Coenzyme Q10 is an ingredient “similar” to a vitamin, and the body uses it to produce cellular energy as well as for cellular maintenance. In the study, the evidence revealed girls and young women were more likely to have Q10 deficiencies with baseline studies. Conversely, boys and young men were more like to have deficiencies in vitamin D.
According to Dr. Halger, at Cincinnati Children’s Hospital, further studies are definitely needed to find out if vitamin supplementation can help lower the incidence of migraines. With current scientific information, varying levels of vitamin D, coenzyme Q10, folate, and riboflavin have possible connections to triggering migraines.
Individuals who suffer from chronic migraine headaches are more likely to be deficient in riboflavin and coenzyme Q10 according to the research data. Therapeutic vitamins may offer assistance to patients suffering from severe headaches, keeping in mind more studies are needed due to some inconclusive research results.

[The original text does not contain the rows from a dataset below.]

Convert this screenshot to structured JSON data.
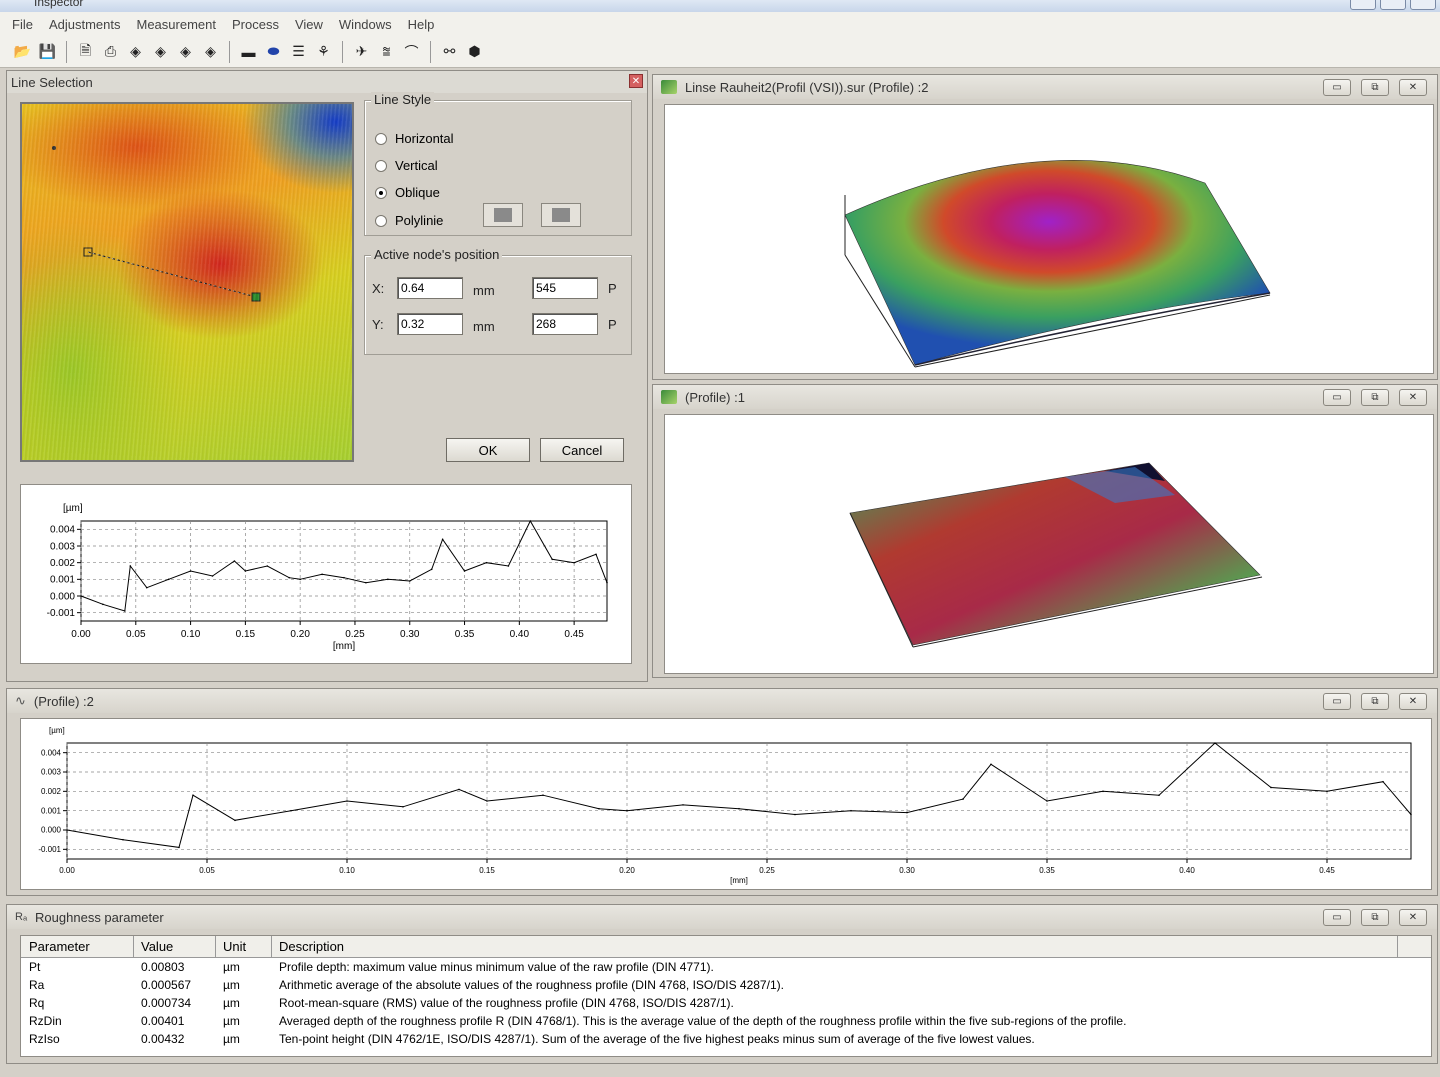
{
  "app": {
    "title": "Inspector"
  },
  "menu": [
    "File",
    "Adjustments",
    "Measurement",
    "Process",
    "View",
    "Windows",
    "Help"
  ],
  "toolbar_icons": [
    "open-folder-icon",
    "save-icon",
    "print-preview-icon",
    "print-icon",
    "layer-icon",
    "layer-icon",
    "layer-icon",
    "layer-icon",
    "bar-icon",
    "ellipse-icon",
    "list-icon",
    "tree-icon",
    "pointer-icon",
    "profile-icon",
    "arc-icon",
    "fork-icon",
    "stack-icon"
  ],
  "line_selection": {
    "title": "Line Selection",
    "line_style": {
      "label": "Line Style",
      "options": [
        "Horizontal",
        "Vertical",
        "Oblique",
        "Polylinie"
      ],
      "selected": "Oblique"
    },
    "node": {
      "label": "Active node's position",
      "x_label": "X:",
      "x_value": "0.64",
      "x_unit": "mm",
      "x_pixel": "545",
      "x_pixel_unit": "P",
      "y_label": "Y:",
      "y_value": "0.32",
      "y_unit": "mm",
      "y_pixel": "268",
      "y_pixel_unit": "P"
    },
    "ok": "OK",
    "cancel": "Cancel"
  },
  "windows": {
    "view3d_top": {
      "title": "Linse Rauheit2(Profil (VSI)).sur (Profile) :2"
    },
    "view3d_bottom": {
      "title": "(Profile) :1"
    },
    "profile_window": {
      "title": "(Profile) :2"
    },
    "roughness": {
      "title": "Roughness parameter"
    }
  },
  "chart_data": [
    {
      "type": "line",
      "ylabel": "[µm]",
      "xlabel": "[mm]",
      "xlim": [
        0,
        0.48
      ],
      "ylim": [
        -0.0015,
        0.0045
      ],
      "x_ticks": [
        "0.00",
        "0.05",
        "0.10",
        "0.15",
        "0.20",
        "0.25",
        "0.30",
        "0.35",
        "0.40",
        "0.45"
      ],
      "y_ticks": [
        "0.004",
        "0.003",
        "0.002",
        "0.001",
        "0.000",
        "-0.001"
      ],
      "series": [
        {
          "x": [
            0.0,
            0.02,
            0.04,
            0.045,
            0.06,
            0.08,
            0.1,
            0.12,
            0.14,
            0.15,
            0.17,
            0.19,
            0.2,
            0.22,
            0.24,
            0.26,
            0.28,
            0.3,
            0.32,
            0.33,
            0.35,
            0.37,
            0.39,
            0.41,
            0.43,
            0.45,
            0.47,
            0.48
          ],
          "y": [
            0.0,
            -0.0005,
            -0.0009,
            0.0018,
            0.0005,
            0.001,
            0.0015,
            0.0012,
            0.0021,
            0.0015,
            0.0018,
            0.0011,
            0.001,
            0.0013,
            0.0011,
            0.0008,
            0.001,
            0.0009,
            0.0016,
            0.0034,
            0.0015,
            0.002,
            0.0018,
            0.0045,
            0.0022,
            0.002,
            0.0025,
            0.0008
          ]
        }
      ]
    },
    {
      "type": "line",
      "ylabel": "[µm]",
      "xlabel": "[mm]",
      "xlim": [
        0,
        0.48
      ],
      "ylim": [
        -0.0015,
        0.0045
      ],
      "x_ticks": [
        "0.00",
        "0.05",
        "0.10",
        "0.15",
        "0.20",
        "0.25",
        "0.30",
        "0.35",
        "0.40",
        "0.45"
      ],
      "y_ticks": [
        "0.004",
        "0.003",
        "0.002",
        "0.001",
        "0.000",
        "-0.001"
      ],
      "series": [
        {
          "x": [
            0.0,
            0.02,
            0.04,
            0.045,
            0.06,
            0.08,
            0.1,
            0.12,
            0.14,
            0.15,
            0.17,
            0.19,
            0.2,
            0.22,
            0.24,
            0.26,
            0.28,
            0.3,
            0.32,
            0.33,
            0.35,
            0.37,
            0.39,
            0.41,
            0.43,
            0.45,
            0.47,
            0.48
          ],
          "y": [
            0.0,
            -0.0005,
            -0.0009,
            0.0018,
            0.0005,
            0.001,
            0.0015,
            0.0012,
            0.0021,
            0.0015,
            0.0018,
            0.0011,
            0.001,
            0.0013,
            0.0011,
            0.0008,
            0.001,
            0.0009,
            0.0016,
            0.0034,
            0.0015,
            0.002,
            0.0018,
            0.0045,
            0.0022,
            0.002,
            0.0025,
            0.0008
          ]
        }
      ]
    }
  ],
  "roughness_table": {
    "headers": [
      "Parameter",
      "Value",
      "Unit",
      "Description"
    ],
    "rows": [
      {
        "param": "Pt",
        "value": "0.00803",
        "unit": "µm",
        "desc": "Profile depth: maximum value minus minimum value of the raw profile (DIN 4771)."
      },
      {
        "param": "Ra",
        "value": "0.000567",
        "unit": "µm",
        "desc": "Arithmetic average of the absolute values of the roughness profile (DIN 4768, ISO/DIS 4287/1)."
      },
      {
        "param": "Rq",
        "value": "0.000734",
        "unit": "µm",
        "desc": "Root-mean-square (RMS) value of the roughness profile (DIN 4768, ISO/DIS 4287/1)."
      },
      {
        "param": "RzDin",
        "value": "0.00401",
        "unit": "µm",
        "desc": "Averaged depth of the roughness profile R (DIN 4768/1). This is the average value of the depth of the roughness profile  within the five sub-regions of the profile."
      },
      {
        "param": "RzIso",
        "value": "0.00432",
        "unit": "µm",
        "desc": "Ten-point height (DIN 4762/1E, ISO/DIS 4287/1). Sum of the average of the five highest peaks minus sum of average of the five lowest values."
      }
    ]
  }
}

Dr. DeRossett (migraine specialist) has reviewed a number of trials and is confident in recommending her patients’ magnesium, vitamin B-2, and coenzyme Q10 supplement for those with migraine history (WebMd). Always consult your primary physician before adding supplements to your routine.
Migraine prevention brings patients closer to living a more headache-free life. A number of other techniques may also be helpful for migraine sufferers including avoiding known triggers, exercise on a regular basis, use biofeedback techniques, and/or massage therapies.